Содержание этого письма никому неизвестно. Я хочу, чтобы знали его Вы один. Ваш Г. В.

К чести А. Н. Бенуа, он не уничтожил письмо и не передал его в контору Дзержинского (Верейский прожил в Москве еще почти полвека). Но и не переписал его в свой дневник, как с гордостью переписал адресованное ему письмо самого Луначарского. (Позднее он называл Луначарского в своих записях просто Анатолием, но посмеивался над ним и неоднократно высказывал неодобрение его еврейской внешности). Может письмо Верейского все же встревожило Бенуа, потому что в записях тех дней появились кое-какие «оправдания»:

«И до чего же мне трудно выработать и установить свою собственную позицию! С одной стороны меня побуждает род долга прийти на помощь людям, от которых теперь столь многое зависит…с другой стороны, я отлично вижу, что и эти новые люди легкомысленны и нелепы во всю русскую ширь. В частности, в Луначарском…»

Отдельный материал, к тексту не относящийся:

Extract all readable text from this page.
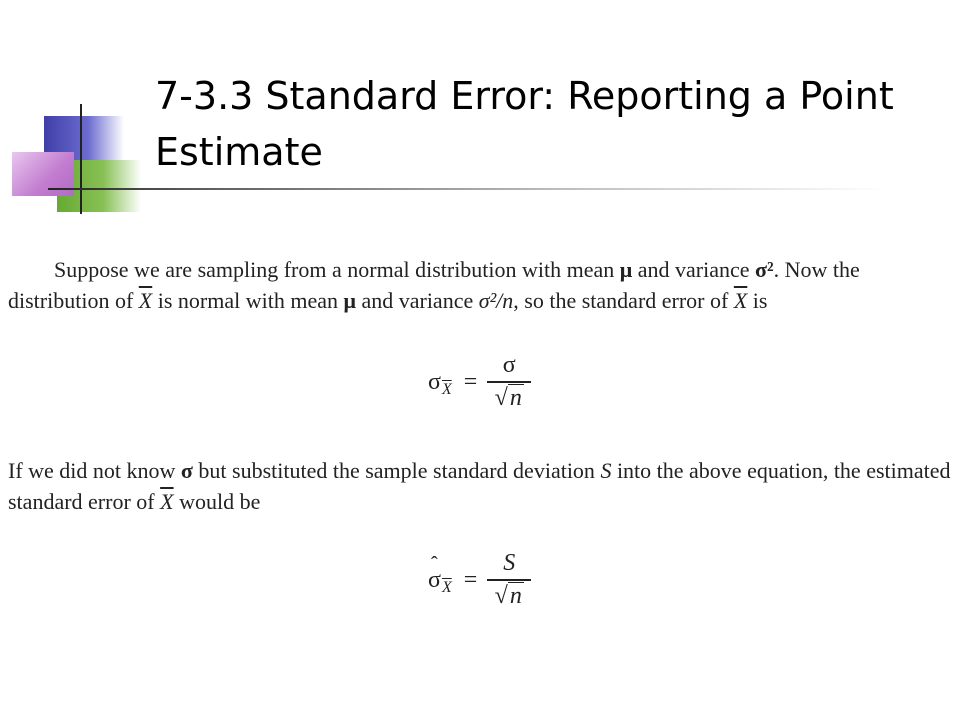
7-3.3 Standard Error: Reporting a Point Estimate
Suppose we are sampling from a normal distribution with mean μ and variance σ². Now the distribution of $\overline{X}$ is normal with mean μ and variance σ²/n, so the standard error of $\overline{X}$ is
σ $\overline{X} = \frac{\sigma}{√n}$
If we did not know σ but substituted the sample standard deviation S into the above equation, the estimated standard error of $\overline{X}$ would be
ˆ σ $\overline{X} = \frac{S}{√n}$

Письмо Верейского Александр Бенуа, вероятно, вклеил сорок лет спустя, когда готовил свой дневник к публикации. Тогда же он снабдил его комментарием на обороте. Не «Браво, Верейский, спасший честь цеха!», а всего-навсего:

- «Трогательное письмо, полное душевной тревоги, от Верейского».

В том же 1955 г., готовя дневник к публикации, Бенуа сделал авторскую вставку, в которой объяснял, что его «добрые отношения с Луначарским» были испорчены не по каким бы то ни было идейным причинам, а лишь из-за авторских амбиций Луначарского.

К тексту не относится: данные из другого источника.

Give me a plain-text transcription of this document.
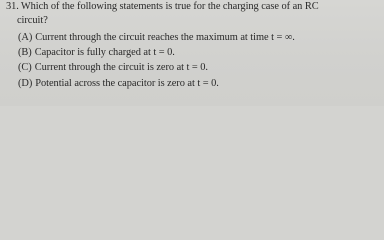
31. Which of the following statements is true for the charging case of an RC
circuit?
(A) Current through the circuit reaches the maximum at time t = ∞.
(B) Capacitor is fully charged at t = 0.
(C) Current through the circuit is zero at t = 0.
(D) Potential across the capacitor is zero at t = 0.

Конечно, к тому времени, когда 85-летний Бенуа отдавал свой дневник в печать, он уже понял кое-что из того, что произошло в России. Вскоре после окончания войны, после ждановского доклада об Ахматовой и Зощенко Бенуа писал в письме сыну, работавшему в Милане, соблазненному жирными московскими посулами и обманутому советской пропагандой:

«Нет, нам там не место, а если место, то разве только в Бутырках или в какой-нибудь туркестанской глуши. Мы не знаем, какой ценой досталось благополучие наших самых близких друзей Жени Лансере и Игоря Грабаря.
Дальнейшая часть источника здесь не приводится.